Fernverkehr

Sind die vorbeugenden Sicherheits-Maßnahmen der DB AG ausreichend?

Zahlreiche Zugentgleisungen bzw. Kollisionen auch in diesem Jahr lenken das Interesse der Öffentlichkeit auf die Sicherheit bei der Deutschen Bahn AG. Die Untersuchung der Unfälle ist eine schwierige Aufgabe, und es wäre vermessen, dies hier anzugehen. Vielmehr soll auf einige generelle Probleme eingegangen werden.


IGEB, Abteilung Fernverkehr

1. Jul 1999

Das Basis-Sicherheitsproblem der Bahn sind Gefahren, sie sich durch Überfahren haltzeigender Signale ergeben. Es ist bis heute nicht gelungen, Unfälle auszuschließen, obwohl dies technisch möglich wäre. Zahlreiche Unfälle passierten, wenn Haltsignale mit hoher Geschwindigkeit überfahren wurden (zum Beispiel der Unfall in Rüsselsheim 1990).

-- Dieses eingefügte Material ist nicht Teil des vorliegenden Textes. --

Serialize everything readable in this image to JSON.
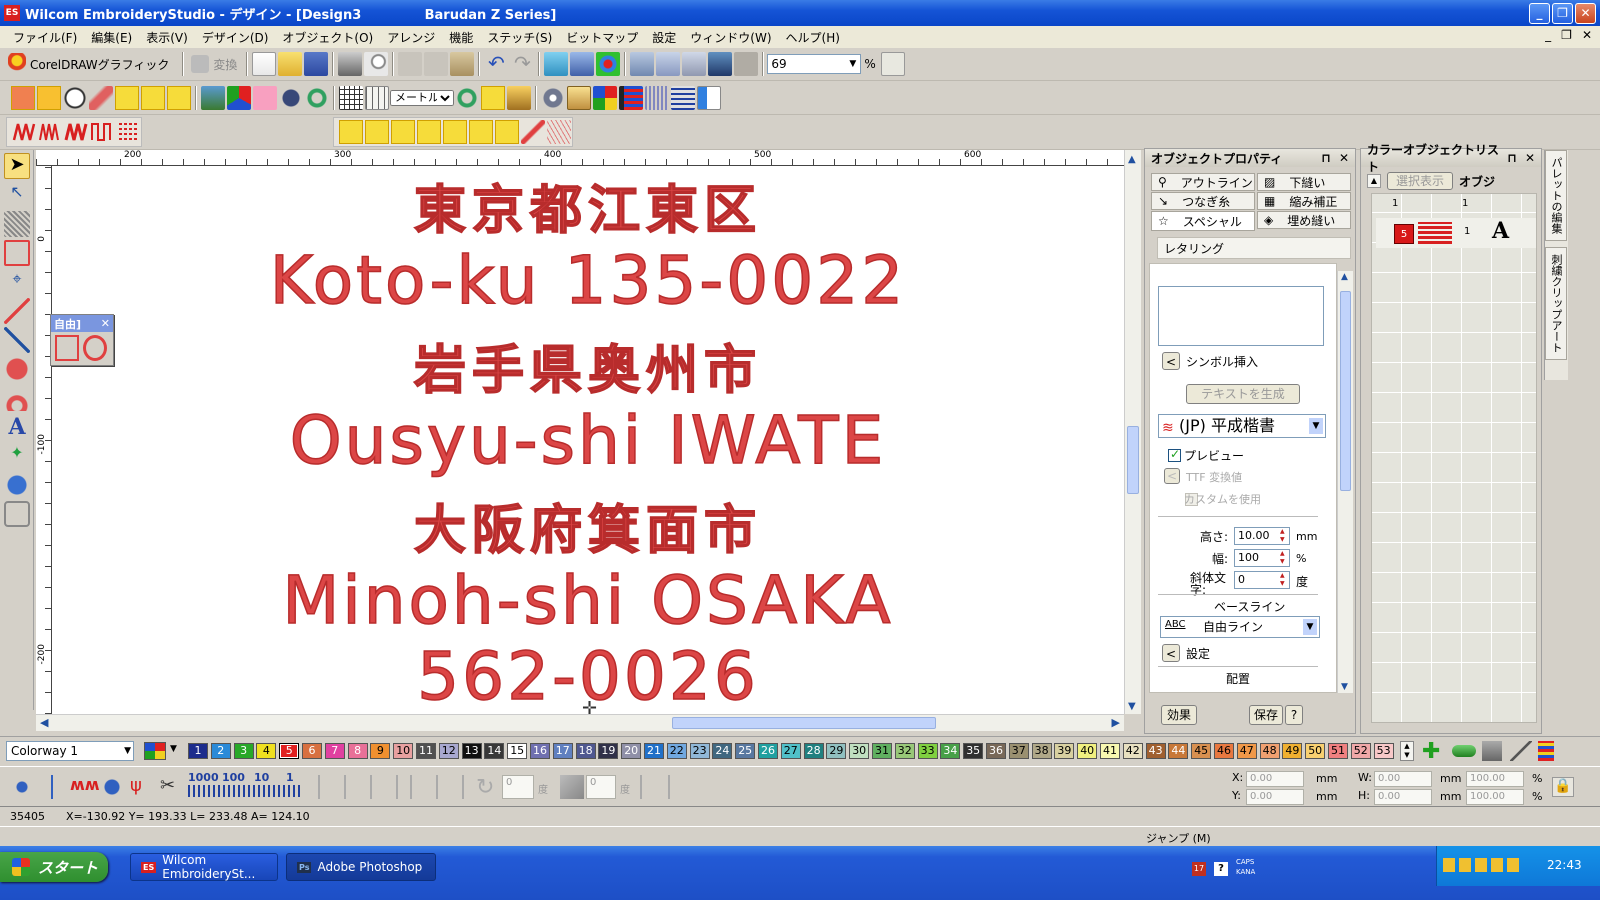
{
  "window": {
    "app_icon": "ES",
    "title": "Wilcom EmbroideryStudio - デザイン - [Design3              Barudan Z Series]",
    "minimize": "_",
    "restore": "❐",
    "close": "✕"
  },
  "menu": [
    "ファイル(F)",
    "編集(E)",
    "表示(V)",
    "デザイン(D)",
    "オブジェクト(O)",
    "アレンジ",
    "機能",
    "ステッチ(S)",
    "ビットマップ",
    "設定",
    "ウィンドウ(W)",
    "ヘルプ(H)"
  ],
  "mdi_buttons": [
    "_",
    "❐",
    "✕"
  ],
  "toolbar": {
    "coreldraw_label": "CorelDRAWグラフィック",
    "convert_label": "変換",
    "zoom_value": "69",
    "zoom_unit": "%",
    "measure_mode": "メートル法"
  },
  "float_palette": {
    "title": "自由]",
    "close": "✕"
  },
  "rulers": {
    "h": [
      "200",
      "300",
      "400",
      "500",
      "600"
    ],
    "v": [
      "0",
      "-100",
      "-200"
    ]
  },
  "canvas_lines": [
    {
      "text": "東京都江東区",
      "kind": "ja"
    },
    {
      "text": "Koto-ku 135-0022",
      "kind": "en"
    },
    {
      "text": "岩手県奥州市",
      "kind": "ja"
    },
    {
      "text": "Ousyu-shi IWATE",
      "kind": "en"
    },
    {
      "text": "大阪府箕面市",
      "kind": "ja"
    },
    {
      "text": "Minoh-shi OSAKA",
      "kind": "en"
    },
    {
      "text": "562-0026",
      "kind": "en"
    }
  ],
  "props_panel": {
    "title": "オブジェクトプロパティ",
    "pin": "⊓",
    "close": "✕",
    "tabs": {
      "outline": "アウトライン",
      "underlay": "下縫い",
      "connector": "つなぎ糸",
      "pull_comp": "縮み補正",
      "special": "スペシャル",
      "fill": "埋め縫い"
    },
    "section": "レタリング",
    "insert_symbol": "シンボル挿入",
    "generate_text": "テキストを生成",
    "font": "(JP) 平成楷書",
    "preview": "プレビュー",
    "ttf_convert": "TTF 変換値",
    "use_custom": "カスタムを使用",
    "height_label": "高さ:",
    "height_value": "10.00",
    "height_unit": "mm",
    "width_label": "幅:",
    "width_value": "100",
    "width_unit": "%",
    "italic_label": "斜体文字:",
    "italic_value": "0",
    "italic_unit": "度",
    "baseline_label": "ベースライン",
    "baseline_icon": "ABC",
    "baseline_value": "自由ライン",
    "settings": "設定",
    "arrange_label": "配置",
    "effects": "効果",
    "save": "保存",
    "help": "?",
    "expand_arrow": "<"
  },
  "color_list": {
    "title": "カラーオブジェクトリスト",
    "show_selected": "選択表示",
    "objects_label": "オブジ",
    "header_col1": "1",
    "header_col2": "1",
    "row_color_index": "5",
    "row_count": "1",
    "row_letter": "A"
  },
  "side_tabs": [
    "パレットの編集",
    "刺繍クリップアート"
  ],
  "colorway": {
    "name": "Colorway 1",
    "swatches": [
      {
        "n": "1",
        "bg": "#1c2c8c",
        "fg": "#fff"
      },
      {
        "n": "2",
        "bg": "#2a8ad8",
        "fg": "#fff"
      },
      {
        "n": "3",
        "bg": "#28a828",
        "fg": "#fff"
      },
      {
        "n": "4",
        "bg": "#f0e020",
        "fg": "#000"
      },
      {
        "n": "5",
        "bg": "#e02020",
        "fg": "#fff"
      },
      {
        "n": "6",
        "bg": "#d87040",
        "fg": "#fff"
      },
      {
        "n": "7",
        "bg": "#e040a0",
        "fg": "#fff"
      },
      {
        "n": "8",
        "bg": "#e87098",
        "fg": "#fff"
      },
      {
        "n": "9",
        "bg": "#f09030",
        "fg": "#000"
      },
      {
        "n": "10",
        "bg": "#e8a0a0",
        "fg": "#000"
      },
      {
        "n": "11",
        "bg": "#505050",
        "fg": "#fff"
      },
      {
        "n": "12",
        "bg": "#a8a8d0",
        "fg": "#000"
      },
      {
        "n": "13",
        "bg": "#101010",
        "fg": "#fff"
      },
      {
        "n": "14",
        "bg": "#383838",
        "fg": "#fff"
      },
      {
        "n": "15",
        "bg": "#ffffff",
        "fg": "#000"
      },
      {
        "n": "16",
        "bg": "#7070b0",
        "fg": "#fff"
      },
      {
        "n": "17",
        "bg": "#6080c0",
        "fg": "#fff"
      },
      {
        "n": "18",
        "bg": "#505890",
        "fg": "#fff"
      },
      {
        "n": "19",
        "bg": "#303048",
        "fg": "#fff"
      },
      {
        "n": "20",
        "bg": "#9090a8",
        "fg": "#fff"
      },
      {
        "n": "21",
        "bg": "#2070c8",
        "fg": "#fff"
      },
      {
        "n": "22",
        "bg": "#70a8e0",
        "fg": "#000"
      },
      {
        "n": "23",
        "bg": "#90b8d8",
        "fg": "#000"
      },
      {
        "n": "24",
        "bg": "#406880",
        "fg": "#fff"
      },
      {
        "n": "25",
        "bg": "#5878a0",
        "fg": "#fff"
      },
      {
        "n": "26",
        "bg": "#20a0a0",
        "fg": "#fff"
      },
      {
        "n": "27",
        "bg": "#50c0c8",
        "fg": "#000"
      },
      {
        "n": "28",
        "bg": "#208080",
        "fg": "#fff"
      },
      {
        "n": "29",
        "bg": "#90c0c0",
        "fg": "#000"
      },
      {
        "n": "30",
        "bg": "#c0e0c0",
        "fg": "#000"
      },
      {
        "n": "31",
        "bg": "#60b060",
        "fg": "#000"
      },
      {
        "n": "32",
        "bg": "#98c878",
        "fg": "#000"
      },
      {
        "n": "33",
        "bg": "#80d040",
        "fg": "#000"
      },
      {
        "n": "34",
        "bg": "#48a048",
        "fg": "#fff"
      },
      {
        "n": "35",
        "bg": "#303030",
        "fg": "#fff"
      },
      {
        "n": "36",
        "bg": "#786858",
        "fg": "#fff"
      },
      {
        "n": "37",
        "bg": "#9a9070",
        "fg": "#000"
      },
      {
        "n": "38",
        "bg": "#b0a888",
        "fg": "#000"
      },
      {
        "n": "39",
        "bg": "#d8d0a0",
        "fg": "#000"
      },
      {
        "n": "40",
        "bg": "#f0f080",
        "fg": "#000"
      },
      {
        "n": "41",
        "bg": "#f8f8b0",
        "fg": "#000"
      },
      {
        "n": "42",
        "bg": "#e8e0c0",
        "fg": "#000"
      },
      {
        "n": "43",
        "bg": "#a06030",
        "fg": "#fff"
      },
      {
        "n": "44",
        "bg": "#c87838",
        "fg": "#fff"
      },
      {
        "n": "45",
        "bg": "#d89050",
        "fg": "#000"
      },
      {
        "n": "46",
        "bg": "#e87840",
        "fg": "#000"
      },
      {
        "n": "47",
        "bg": "#f09848",
        "fg": "#000"
      },
      {
        "n": "48",
        "bg": "#f0a070",
        "fg": "#000"
      },
      {
        "n": "49",
        "bg": "#f0b030",
        "fg": "#000"
      },
      {
        "n": "50",
        "bg": "#f8d070",
        "fg": "#000"
      },
      {
        "n": "51",
        "bg": "#f08080",
        "fg": "#000"
      },
      {
        "n": "52",
        "bg": "#f0a8a8",
        "fg": "#000"
      },
      {
        "n": "53",
        "bg": "#f8c8c8",
        "fg": "#000"
      }
    ]
  },
  "bottom": {
    "stitch_values": [
      "1000",
      "100",
      "10",
      "1"
    ],
    "field1": "0",
    "unit1": "度",
    "field2": "0",
    "unit2": "度",
    "x_label": "X:",
    "x_value": "0.00",
    "x_unit": "mm",
    "y_label": "Y:",
    "y_value": "0.00",
    "y_unit": "mm",
    "w_label": "W:",
    "w_value": "0.00",
    "w_unit": "mm",
    "h_label": "H:",
    "h_value": "0.00",
    "h_unit": "mm",
    "wp_value": "100.00",
    "wp_unit": "%",
    "hp_value": "100.00",
    "hp_unit": "%"
  },
  "status": {
    "stitch_count": "35405",
    "coords": "X=-130.92 Y= 193.33 L= 233.48 A= 124.10",
    "jump": "ジャンプ (M)"
  },
  "taskbar": {
    "start": "スタート",
    "tasks": [
      {
        "label": "Wilcom EmbroiderySt...",
        "icon": "ES"
      },
      {
        "label": "Adobe Photoshop",
        "icon": "Ps"
      }
    ],
    "tray_caps": "CAPS",
    "tray_kana": "KANA",
    "tray_num": "17",
    "clock": "22:43"
  }
}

Signalbrücke am Bahnhof Zoo. Foto: Chr. Schultz, Mai 1999

Einer Zwangsbremsung am Hauptsignal (Indusi 2000 Hz) folgt dann ein großer Bremsweg, der häufig in die Fahrstraßen anderer Züge reicht. Ältere Bauarten der Zugsicherung „Indusi" lassen solche Geschwindigkeiten leider zu. Auf Neubaufahrzeugen sind dagegen Systeme installiert, die die Abbremsung zwischen Vor- und Hauptsignal kontinuierlich überwachen. Hier kann die Prüfgeschwindigkeit von 95 km/h hinter dem Halt ankündigenden Vorsignal bis zum Hauptsignal nicht überschritten werden, und es müssen beim 500 Hz-Zwischenmagneten höchstens 65 km/h (mit anschließender Verminderung auf 45 km/h) erreicht sein. Zusätzlich sind bei der neuen Sicherungstechnik „PZB90" nach Halt zum Beispiel am Bahnsteig bei unberechtigter Anfahrt auf ein Haltsignal nur 25 km/h möglich (bei Halt kein Durchrutschweg!). Niedrige Geschwindigkeiten und kurze Bremswege reichen dann innerhalb der Schutzstrecken (meistens 200 Meter) aus. Die vorgesehene Umrüstung aller Triebfahrzeuge und Steuerwagen bzw. auch die Streckennachrüstung verläuft sehr schleppend und muß unbedingt beschleunigt werden.

Sicherung der Neubaustrecken

TGV-Neubaustrecken in Frankreich sind eingezäunt, Straßenbrücken darüber sind gegen Durchbruch elektrisch gesichert (Meldung und Zugstopp). Es gibt für jedermann bedienbare Notrufsäulen an den Strecken. Morgens vor der Betriebsaufnahme fahren Leerloks („Besen") die Hochgeschwindigkeitsstrecken zur Kontrolle auf Hindernisse ab. Alle diese Maßnahmen sind in Deutschland bei der Deutschen Bahn AG nicht anzutreffen.

ICE 1-Drehgestelle/V max

Der ICE-1 besitzt älteremastahlgefederte Drehgestelle; die Konstruktionsgeschwindigkeit sind 200 km/h. Die zulässige ICE-Geschwindigkeit von 280 km/h ist zur Zeit nur auf Abschnitten der Hochgeschwindigkeitsstrecken ohne Tunnel zugelassen und kam deshalb bisher kaum zum Tragen. Es ist jetzt vorgesehen, auch in Tunnels - und deshalb durchgehend - 280 km/h zu fahren, was (nach den Problemen mit diesem Laufwerk) kritisch zu beurteilen ist. Auch ist fraglich, ob die Fahrt mit Höchstgeschwindigkeit bei stark überbesetzten Zügen zu verantworten ist. Hierzu wäre eine Risikoabschätzung des Eisenbahn-Bundesamtes sicherlich hilfreich.

Fazit

Die Beispiele belegen, daß Sicherheitspotentiale teilweise nicht ausgeschöpft sind.